Wart 130 mld zł plan modernizacji armii ściągnął do Kielc setki firm z sektora obronnego. W tym gronie mocną grupę stanowią Norwegowie, którzy w tym roku wzięli na swoje barki przygotowanie wystawy narodowej. Oprócz prezentacji potencjału, przekonywali o potrzebie współpracy międzynarodowej.
– Sprzęt wojskowy, o czym doskonale wiemy, z roku na rok nie staje się tańszy, tylko droższy. W takiej sytuacji nie mamy wyjścia: musimy współpracować dla zapewnienia sobie jak najlepszych cen – mówiła Ine Eriksen Soereide, minister obrony Norwegii.
Słowa minister mają odbicie w rzeczywistości. W Kielcach najmocniej obecność zaznacza lider na norweskim rynku – firma Kongsberg.

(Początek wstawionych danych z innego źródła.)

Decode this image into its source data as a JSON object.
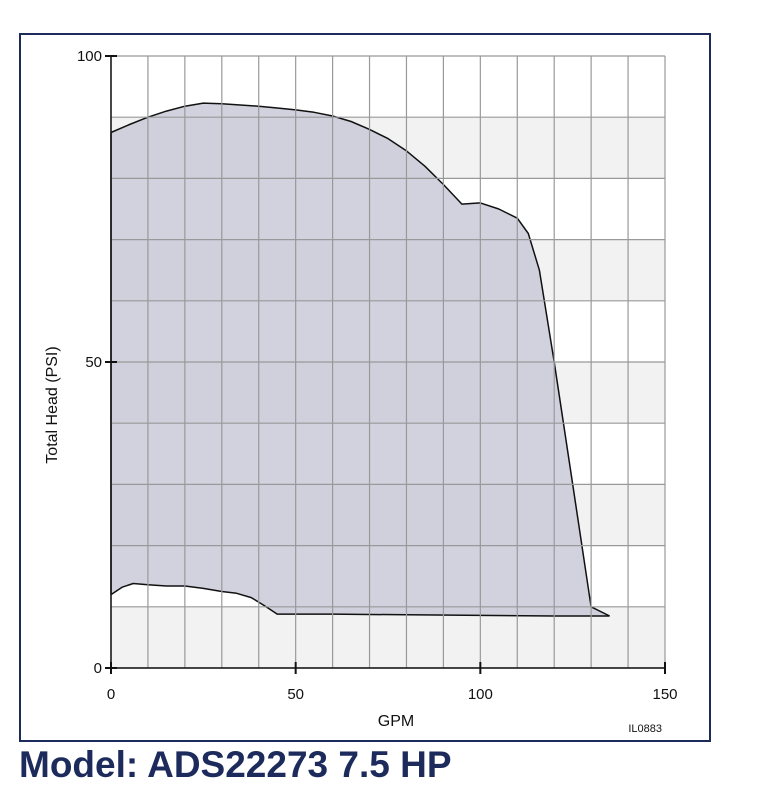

Spółka, podobnie jak i w poprzednich latach, chwali się dwoma sztandarowymi projektami. Pierwszy z nich to Morska Jednostka Rakietowa uzbrojona w rakiety NSM, która od 2013 r. wchodzi w skład Pierwszego Nadbrzeżnego Dywizjonu Rakietowego. Drugi to system obrony przeciwlotniczej NASAMS, który jest jednym z kandydatów w programie „Narew".
– Nasza współpraca z polskim przemysłem trwa już od lat, wytworzyliśmy mocne więzi. Wystarczy przypomnieć, że w ostatnich latach zrealizowaliśmy kontrakt na wyposażenie Pierwszego Nadbrzeżnego Dywizjonu Rakietowego, a obecnie pracujemy nad kolejnym – mówi Harald Annestad, prezes Kongsberg Defence and Aerospace.
Norwegia i Polska to jedyni użytkownicy rakiet NSM Kongsberga. To ma się wkrótce zmienić. Spółka wiąże ze swoim produktem duże nadzieje i planuje, że system stanie się jej znakiem rozpoznawczym na świecie. Polski przemysł może na tym sporo zyskać.